AACR 2022

April 12, 2022

AACR 2022

Discovery and validation of orphan noncoding RNA profiles across multiple cancers in TCGA and two independent cohorts

Jeffrey Wang1,2 , Helen Li1 , Lisa Fish1,2 , Kimberly H. Chau1 , Patrick Arensdorf1 , Hani Goodarzi2 , Babak Alipanahi1

1Exai Bio Inc., Palo Alto, CA; 2UCSF School of Medicine, University of California, San Francisco, CA


  • Small non-coding RNAs (sncRNAs) have established roles as posttranscriptional regulators of cancer pathogenesis.
  • We recently reported a novel and previously unannotated class of sncRNAs that were found in breast cancer tissue but not in normal tissue adjacent to the tumor (hereinafter normal), which we termed orphan non-coding RNA (oncRNA).1
  • We showed that one of these oncRNAs is exploited by breast cancer cells to promote cancer metastasis,1 which suggests that other oncRNAs may also have pathological roles in cancer.
  • We now hypothesize that oncRNAs are present in many types of cancer and that oncRNAs may enable a new, RNA-based liquid biopsy strategy for early detection and monitoring in a wide variety of cancers.


  • Identify and validate novel oncRNAs in six different cancer sites in 10,963 samples (7,942 cancer and 3,021 normal samples) across three large independent cohorts to create the largest known library of oncRNAs.
  • Develop and validate an artificial intelligence-based (AI) approach to predict cancer tissue-of-origin by leveraging oncRNA expression profiles.

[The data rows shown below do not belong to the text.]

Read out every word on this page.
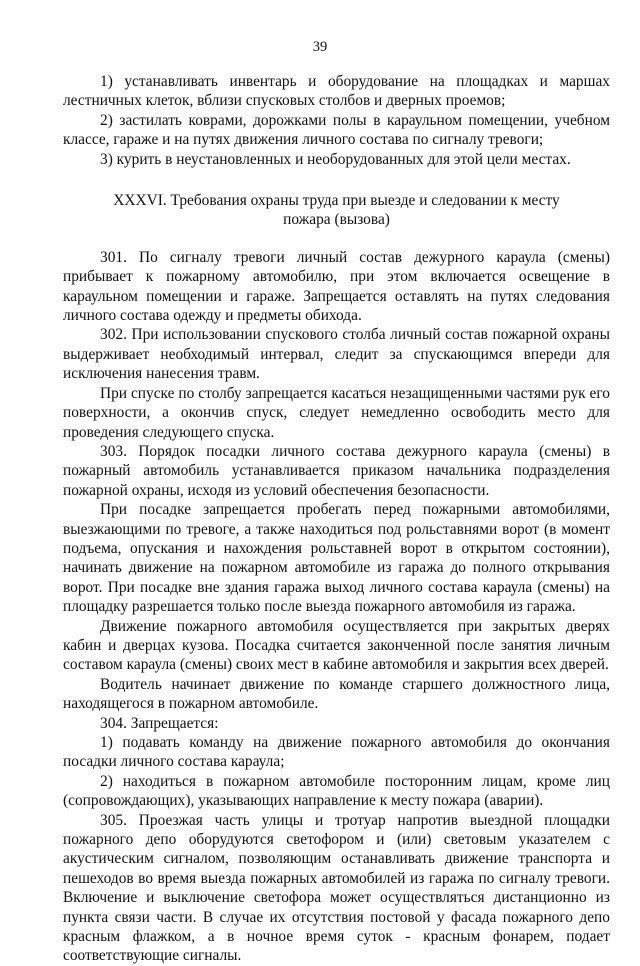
39

1) устанавливать инвентарь и оборудование на площадках и маршах лестничных клеток, вблизи спусковых столбов и дверных проемов;

2) застилать коврами, дорожками полы в караульном помещении, учебном классе, гараже и на путях движения личного состава по сигналу тревоги;

3) курить в неустановленных и необорудованных для этой цели местах.

XXXVI. Требования охраны труда при выезде и следовании к месту
пожара (вызова)

301. По сигналу тревоги личный состав дежурного караула (смены) прибывает к пожарному автомобилю, при этом включается освещение в караульном помещении и гараже. Запрещается оставлять на путях следования личного состава одежду и предметы обихода.

302. При использовании спускового столба личный состав пожарной охраны выдерживает необходимый интервал, следит за спускающимся впереди для исключения нанесения травм.

При спуске по столбу запрещается касаться незащищенными частями рук его поверхности, а окончив спуск, следует немедленно освободить место для проведения следующего спуска.

303. Порядок посадки личного состава дежурного караула (смены) в пожарный автомобиль устанавливается приказом начальника подразделения пожарной охраны, исходя из условий обеспечения безопасности.

При посадке запрещается пробегать перед пожарными автомобилями, выезжающими по тревоге, а также находиться под рольставнями ворот (в момент подъема, опускания и нахождения рольставней ворот в открытом состоянии), начинать движение на пожарном автомобиле из гаража до полного открывания ворот. При посадке вне здания гаража выход личного состава караула (смены) на площадку разрешается только после выезда пожарного автомобиля из гаража.

Движение пожарного автомобиля осуществляется при закрытых дверях кабин и дверцах кузова. Посадка считается законченной после занятия личным составом караула (смены) своих мест в кабине автомобиля и закрытия всех дверей.

Водитель начинает движение по команде старшего должностного лица, находящегося в пожарном автомобиле.

304. Запрещается:

1) подавать команду на движение пожарного автомобиля до окончания посадки личного состава караула;

2) находиться в пожарном автомобиле посторонним лицам, кроме лиц (сопровождающих), указывающих направление к месту пожара (аварии).

305. Проезжая часть улицы и тротуар напротив выездной площадки пожарного депо оборудуются светофором и (или) световым указателем с акустическим сигналом, позволяющим останавливать движение транспорта и пешеходов во время выезда пожарных автомобилей из гаража по сигналу тревоги. Включение и выключение светофора может осуществляться дистанционно из пункта связи части. В случае их отсутствия постовой у фасада пожарного депо красным флажком, а в ночное время суток - красным фонарем, подает соответствующие сигналы.
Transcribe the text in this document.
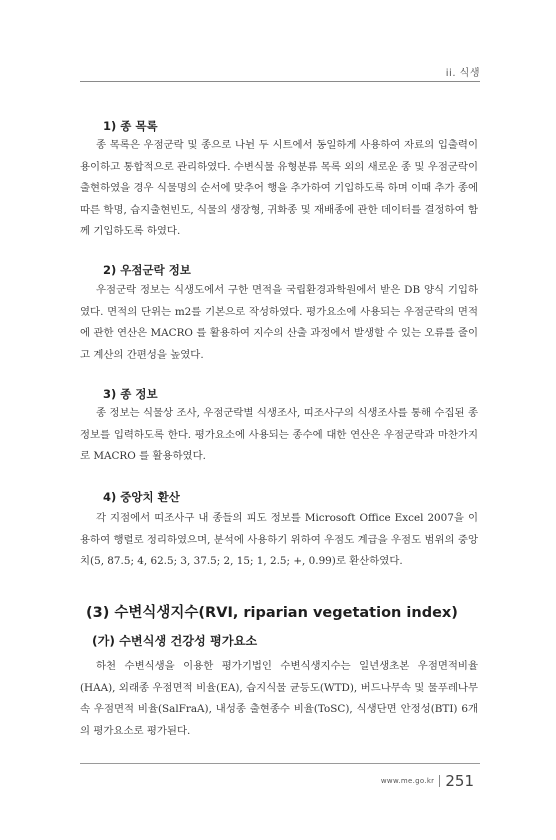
ii. 식생
1) 종 목록

종 목록은 우점군락 및 종으로 나뉜 두 시트에서 동일하게 사용하여 자료의 입출력이 용이하고 통합적으로 관리하였다. 수변식물 유형분류 목록 외의 새로운 종 및 우점군락이 출현하였을 경우 식물명의 순서에 맞추어 행을 추가하여 기입하도록 하며 이때 추가 종에 따른 학명, 습지출현빈도, 식물의 생장형, 귀화종 및 재배종에 관한 데이터를 결정하여 함께 기입하도록 하였다.

2) 우점군락 정보

우점군락 정보는 식생도에서 구한 면적을 국립환경과학원에서 받은 DB 양식 기입하였다. 면적의 단위는 m2를 기본으로 작성하였다. 평가요소에 사용되는 우점군락의 면적에 관한 연산은 MACRO 를 활용하여 지수의 산출 과정에서 발생할 수 있는 오류를 줄이고 계산의 간편성을 높였다.

3) 종 정보

종 정보는 식물상 조사, 우점군락별 식생조사, 띠조사구의 식생조사를 통해 수집된 종 정보를 입력하도록 한다. 평가요소에 사용되는 종수에 대한 연산은 우점군락과 마찬가지로 MACRO 를 활용하였다.

4) 중앙치 환산

각 지점에서 띠조사구 내 종들의 피도 정보를 Microsoft Office Excel 2007을 이용하여 행렬로 정리하였으며, 분석에 사용하기 위하여 우점도 계급을 우점도 범위의 중앙치(5, 87.5; 4, 62.5; 3, 37.5; 2, 15; 1, 2.5; +, 0.99)로 환산하였다.

(3) 수변식생지수(RVI, riparian vegetation index)
(가) 수변식생 건강성 평가요소

하천 수변식생을 이용한 평가기법인 수변식생지수는 일년생초본 우점면적비율(HAA), 외래종 우점면적 비율(EA), 습지식물 균등도(WTD), 버드나무속 및 물푸레나무속 우점면적 비율(SalFraA), 내성종 출현종수 비율(ToSC), 식생단면 안정성(BTI) 6개의 평가요소로 평가된다.

www.me.go.kr 251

  • Two sources provided small RNA (smRNA) data for 10 types of cancer from 6 tissue sites and for their corresponding normal tissues.
  • The Cancer Genome Atlas (TCGA). A joint NCI and NHGRI program that provides open-source tumor/normal sequencing data. TCGA smRNA data were used here to discover new oncRNAs and to train a predictive AI model.
  • IndivuType. A comprehensive multi-omics dataset provided by Indivumed GmbH that offers sequencing data from a global patient sample collection. IndivuType provided two cohorts, A and B, which were used here to validate oncRNAs identified in TCGA and to validate the AI tissue-of-origin model.
  • The 6 cancer sites studied here (breast, colorectal, gastric, kidney, liver, lung) represent 46% of new cancer diagnoses and 51% of cancer deaths worldwide, per GLOBOCAN 2020.2
  • Sample collection/preparation and RNA sequencing for the TCGA and IndivuType cohorts were performed prior to and independently of this study, using standard methods. Patients had provided informed consent and contributing centers had obtained IRB approval.


  • Fisher’s Exact Test followed by Benjamini-Hochberg correction was used to identify cancer-specific oncRNAs in TCGA data. OncRNAs were considered validated in IndivuType data if statistical test P values ≤ 0.05.
  • An eXtreme Gradient Boosting (XGB) model for prediction of cancer tissue-of-origin from oncRNA profiles was trained with TGCA data and validated in the two IndivuType cohorts.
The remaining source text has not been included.